雨停得不干净,巷口的青砖还留着水的光,像被人抹了一层旧镜。百里长安站在巷子口,手指扣着衣襟的扣子,指节白了一截。他的目光越过瓦檐,越过倒塌的招牌,落在那扇半掩的门上。门上贴着发黄的春联,只剩下“安”字全本,下面沾着一撮黑灰。
“长安?”门内传来一声低哑的呼唤。声音像是从锅底捞出来的,带着一股烟火和旧病的味道。
门被推开,露出一个瘦削的背影。阿婶的手指缝着针线,停了一下,眼角先是湿了,然后又硬生生闭住。她的口音带着南边的拗巴,“你总算回来了。半个月了,常来不见人,别人都说你死了。”句尾是半句责备,半句安稳。
百里长安只笑了一下,那笑没到眼里。他的脚步不急不慢,像拖着一段旧账本进门。屋里还剩下炉火的余灰,空气里有油纸的酸味和檀木盒子的霉香。桌上一盏油灯歪着,灯芯烧成了黑线。
阿婶把他领到后屋,屋里小而拥挤,墙上有孩子用炭笔划的几道横线,像是在数日子。他的手触到那些划痕,指尖又收了回去,像怕触到旧日的疼。木箱半开着,箱盖上摆着一只小木马,马肚上有拙劣的一排刀痕,刀痕里刻着几个歪歪扭扭的字:小安。
百里长安的呼吸缓了一下。阿婶把一叠发黄的信递过来,纸角松散,像是为了藏着某种罪证才一直不敢合上。她的手在递信的时候颤了,声音更低,“这是她留的。你要看就看,别哭出来,屋里风会把你吹散。”
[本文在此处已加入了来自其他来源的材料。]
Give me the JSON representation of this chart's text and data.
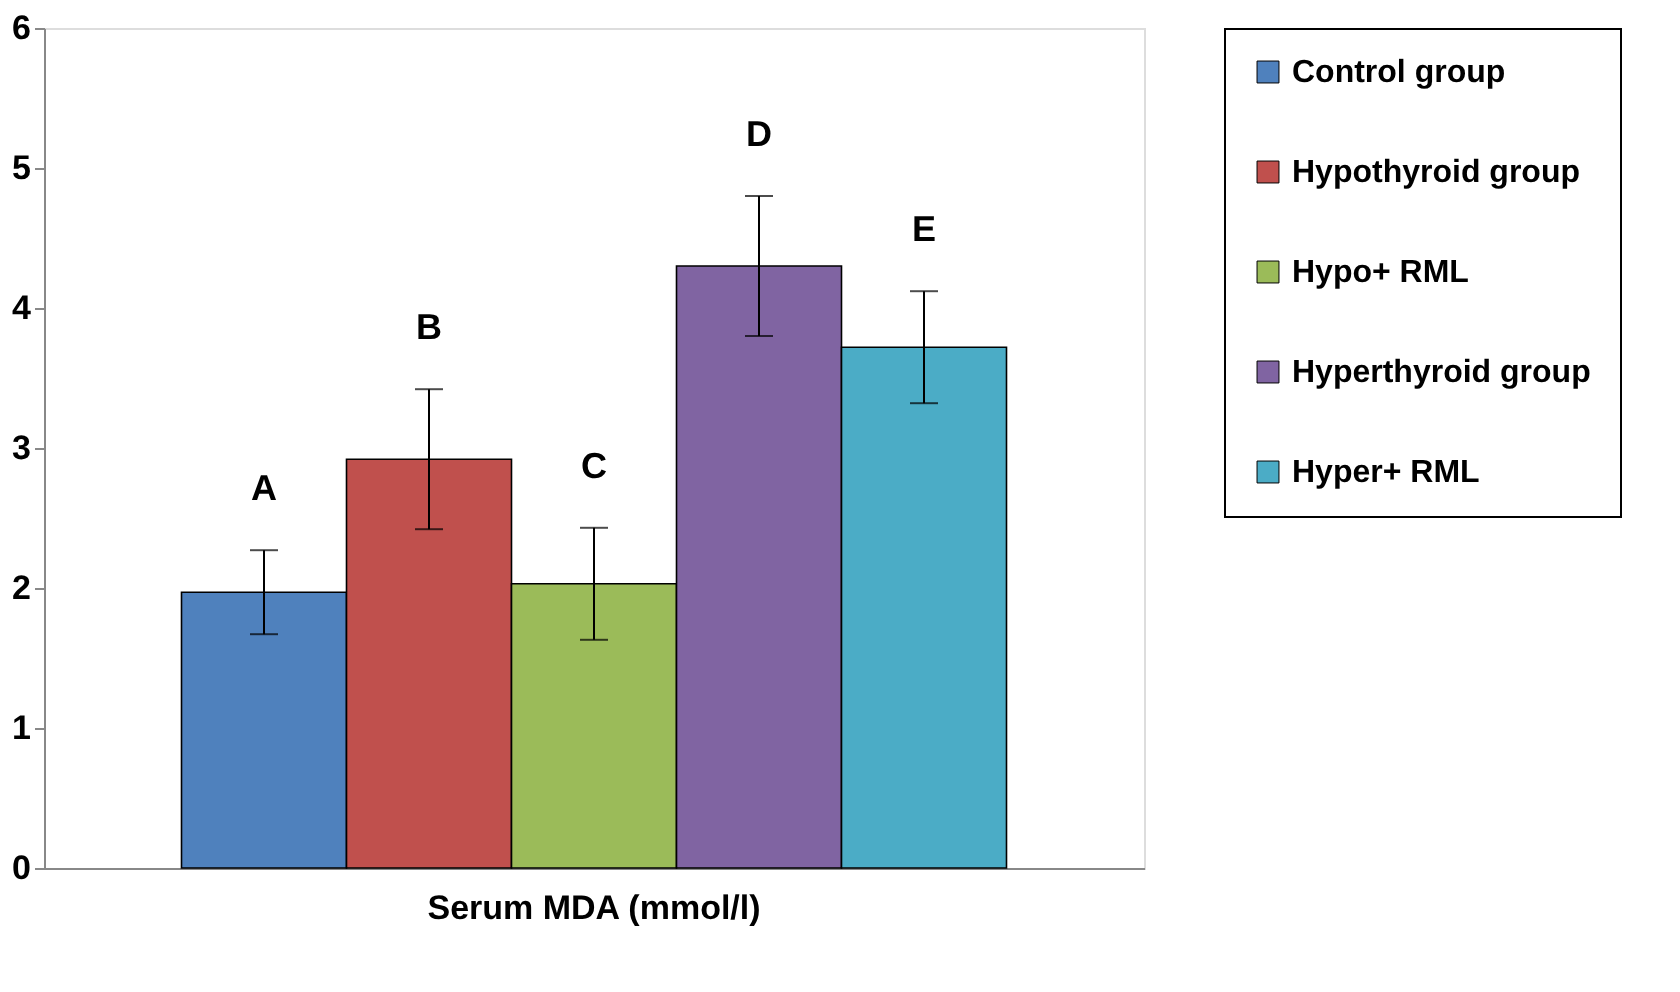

他没有立刻打开。指尖绕着纸,听见纸张与指甲的摩擦声,比任何话都更响。最终还是拆开了。字迹先是歪歪扭扭,像小孩的笔:爹——阿安把你的名字刻在马肚里了,他说你会回家。下面另有一行,笔迹稳得多,字像是被火逼出来的:我死了,阿安睡着了,嘴里还有半块糖。——阿惜
读到“半块糖”那三个字,屋里像被撕开了个缝。百里长安的肩膀抖了两下,像旧弓松了一弦。阿婶突然伸手,把他揪住,力道里全是岁月积攒的怨与怜,“你离开那年,城市里有了风,你走了,他们来不到我这儿。你别再装没看见,早点回来可好?”她的语速变快,带着口齿不清的急切,像要把这些年都塞回他的耳朵里。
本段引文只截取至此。